Disponibilità per il bene comune e rispetto della convivenza

«Una collaborazione già viva e fruttuosa con la comunità macedone che vive a Pontenure e nella nostra provincia - ha sottolineato il sindaco Gruppi -. Molti di loro hanno acquisito la cittadinanza italiana, altri l’acquisiranno, ma ciò che più conta è che questa comunità ha mostrato nel corso degli anni vissuti al nostro fianco una ammirevole laboriosità, una sincera disponibilità a prestarsi per il bene comune, un grande rispetto per le regole della convivenza, una tenace volontà di inserirsi in modo attivo nel tessuto sociale, arricchendolo con proposte ed iniziative».
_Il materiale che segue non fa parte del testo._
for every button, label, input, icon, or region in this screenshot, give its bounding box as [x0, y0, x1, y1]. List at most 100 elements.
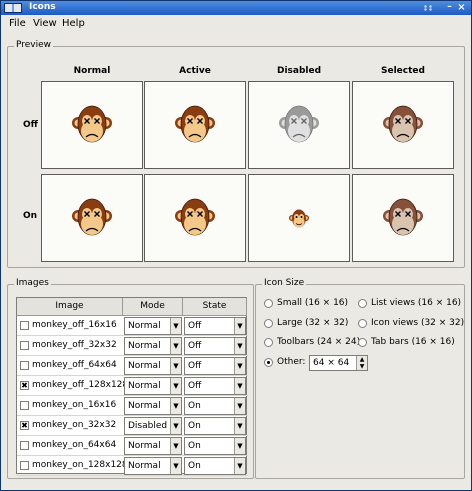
table-row[interactable]: monkey_off_64x64 Normal ▼ Off ▼ — [17, 356, 248, 376]
row-header-on: On — [23, 211, 38, 221]
state-value: On — [188, 441, 201, 451]
table-row[interactable]: monkey_off_32x32 Normal ▼ Off ▼ — [17, 336, 248, 356]
menu-help[interactable]: Help — [62, 18, 85, 29]
chevron-down-icon[interactable]: ▼ — [170, 338, 181, 354]
close-button[interactable]: × — [456, 2, 467, 13]
image-name: monkey_off_64x64 — [32, 360, 117, 370]
images-table[interactable]: Image Mode State monkey_off_16x16 Normal ▼… — [16, 297, 248, 476]
row-header-off: Off — [23, 120, 38, 130]
table-row[interactable]: monkey_on_64x64 Normal ▼ On ▼ — [17, 436, 248, 456]
state-value: On — [188, 421, 201, 431]
chevron-down-icon[interactable]: ▼ — [170, 358, 181, 374]
chevron-down-icon[interactable]: ▼ — [170, 418, 181, 434]
menu-bar: File View Help — [1, 15, 471, 33]
radio-list-views-indicator[interactable] — [358, 299, 367, 308]
chevron-down-icon[interactable]: ▼ — [234, 378, 245, 394]
preview-on-selected — [352, 174, 454, 262]
monkey-on-icon — [72, 198, 112, 236]
chevron-down-icon[interactable]: ▼ — [234, 438, 245, 454]
chevron-down-icon[interactable]: ▼ — [234, 398, 245, 414]
header-mode[interactable]: Mode — [123, 298, 183, 316]
table-row[interactable]: ✖ monkey_off_128x128 Normal ▼ Off ▼ — [17, 376, 248, 396]
mode-combobox[interactable]: Disabled ▼ — [124, 417, 182, 435]
app-icon[interactable] — [4, 3, 22, 13]
title-bar[interactable]: Icons – × — [1, 1, 471, 15]
icon-size-group: Icon Size — [255, 278, 465, 479]
radio-other-indicator[interactable] — [264, 358, 273, 367]
chevron-down-icon[interactable]: ▼ — [234, 358, 245, 374]
image-name: monkey_on_32x32 — [32, 420, 117, 430]
mode-combobox[interactable]: Normal ▼ — [124, 457, 182, 475]
state-value: Off — [188, 361, 202, 371]
row-checkbox[interactable] — [20, 461, 29, 470]
mode-combobox[interactable]: Normal ▼ — [124, 437, 182, 455]
monkey-on-icon — [175, 198, 215, 236]
state-combobox[interactable]: On ▼ — [184, 457, 246, 475]
row-checkbox[interactable] — [20, 401, 29, 410]
radio-list-views-label: List views (16 × 16) — [371, 298, 462, 308]
preview-group-title: Preview — [14, 40, 54, 50]
mode-combobox[interactable]: Normal ▼ — [124, 397, 182, 415]
table-row[interactable]: monkey_on_16x16 Normal ▼ On ▼ — [17, 396, 248, 416]
column-header-active: Active — [179, 66, 211, 76]
menu-view[interactable]: View — [33, 18, 57, 29]
table-row[interactable]: ✖ monkey_on_32x32 Disabled ▼ On ▼ — [17, 416, 248, 436]
mode-value: Normal — [128, 441, 161, 451]
table-row[interactable]: monkey_on_128x128 Normal ▼ On ▼ — [17, 456, 248, 476]
chevron-down-icon[interactable]: ▼ — [170, 318, 181, 334]
chevron-down-icon[interactable]: ▼ — [234, 338, 245, 354]
radio-small-indicator[interactable] — [264, 299, 273, 308]
mode-combobox[interactable]: Normal ▼ — [124, 337, 182, 355]
chevron-down-icon[interactable]: ▼ — [234, 418, 245, 434]
column-header-selected: Selected — [381, 66, 425, 76]
chevron-down-icon[interactable]: ▼ — [234, 318, 245, 334]
row-checkbox[interactable] — [20, 341, 29, 350]
mode-combobox[interactable]: Normal ▼ — [124, 377, 182, 395]
chevron-down-icon[interactable]: ▼ — [170, 398, 181, 414]
chevron-down-icon[interactable]: ▼ — [170, 378, 181, 394]
chevron-down-icon[interactable]: ▼ — [170, 458, 181, 474]
state-value: Off — [188, 341, 202, 351]
radio-tab-bars-indicator[interactable] — [358, 338, 367, 347]
row-checkbox[interactable] — [20, 321, 29, 330]
spin-arrows-icon[interactable]: ▲ ▼ — [356, 356, 367, 370]
preview-off-selected — [352, 81, 454, 169]
mode-value: Normal — [128, 361, 161, 371]
state-value: Off — [188, 321, 202, 331]
mode-combobox[interactable]: Normal ▼ — [124, 317, 182, 335]
icon-size-group-title: Icon Size — [262, 278, 307, 288]
row-checkbox[interactable]: ✖ — [20, 381, 29, 390]
state-combobox[interactable]: On ▼ — [184, 417, 246, 435]
state-combobox[interactable]: Off ▼ — [184, 377, 246, 395]
state-combobox[interactable]: Off ▼ — [184, 317, 246, 335]
table-row[interactable]: monkey_off_16x16 Normal ▼ Off ▼ — [17, 316, 248, 336]
monkey-off-icon — [175, 105, 215, 143]
row-checkbox[interactable] — [20, 441, 29, 450]
state-combobox[interactable]: On ▼ — [184, 397, 246, 415]
preview-off-disabled — [248, 81, 350, 169]
row-checkbox[interactable]: ✖ — [20, 421, 29, 430]
chevron-down-icon[interactable]: ▼ — [170, 438, 181, 454]
monkey-on-icon — [383, 198, 423, 236]
radio-toolbars-indicator[interactable] — [264, 338, 273, 347]
minimize-button[interactable]: – — [444, 2, 455, 13]
mode-value: Normal — [128, 341, 161, 351]
preview-off-normal — [41, 81, 143, 169]
radio-icon-views-indicator[interactable] — [358, 319, 367, 328]
column-header-normal: Normal — [73, 66, 111, 76]
row-checkbox[interactable] — [20, 361, 29, 370]
header-state[interactable]: State — [183, 298, 247, 316]
mode-combobox[interactable]: Normal ▼ — [124, 357, 182, 375]
state-combobox[interactable]: Off ▼ — [184, 337, 246, 355]
radio-large-indicator[interactable] — [264, 319, 273, 328]
radio-large-label: Large (32 × 32) — [277, 318, 349, 328]
state-combobox[interactable]: On ▼ — [184, 437, 246, 455]
chevron-down-icon[interactable]: ▼ — [234, 458, 245, 474]
app-window: Icons – × File View Help Preview Normal … — [0, 0, 472, 491]
monkey-off-icon — [383, 105, 423, 143]
other-size-spinbox[interactable]: 64 × 64 ▲ ▼ — [309, 355, 368, 371]
menu-file[interactable]: File — [9, 18, 26, 29]
state-combobox[interactable]: Off ▼ — [184, 357, 246, 375]
preview-group: Preview Normal Active Disabled Selected … — [7, 40, 465, 268]
header-image[interactable]: Image — [17, 298, 123, 316]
Un atto di fiducia nel futuro, nella possibilità di vivere e lavorare insieme

«Persone fiere delle loro origini, attente alla comunità di cui ora sono parte integrante, persone capaci di affrontare il futuro con la fiducia delle persone sagge e concrete - ha aggiunto il primo cittadino di Pontenure -. E il nostro gemellaggio vuole essere questo: un atto di fiducia nel futuro, nella possibilità di lavorare e vivere insieme, di trovare a dare valore a ciò che unisce, di risolvere pacificamente i conflitti e le incomprensioni, che inevitabilmente si presentano nella vita di uomini e comunità».
«Con questo gemellaggio s’intende provare a mettere un mattoncino nella costruzione di un’Europa che sia reale comunione dei popoli, che sappia accogliere il loro desiderio di pace, che sia consapevole della propria forza e generosa e lungimirante verso chi bussa alla propria porta - ha chiosato il sindaco Manola Gruppi -. Ritengo di grande significato che le comunità, che oggi stringono un patto di amicizia, appartengono a nazioni che nei secoli sono state crocevia di popoli e culture e che, forse per questo, conoscono il valore della pacifica convivenza e dell’indispensabile tolleranza».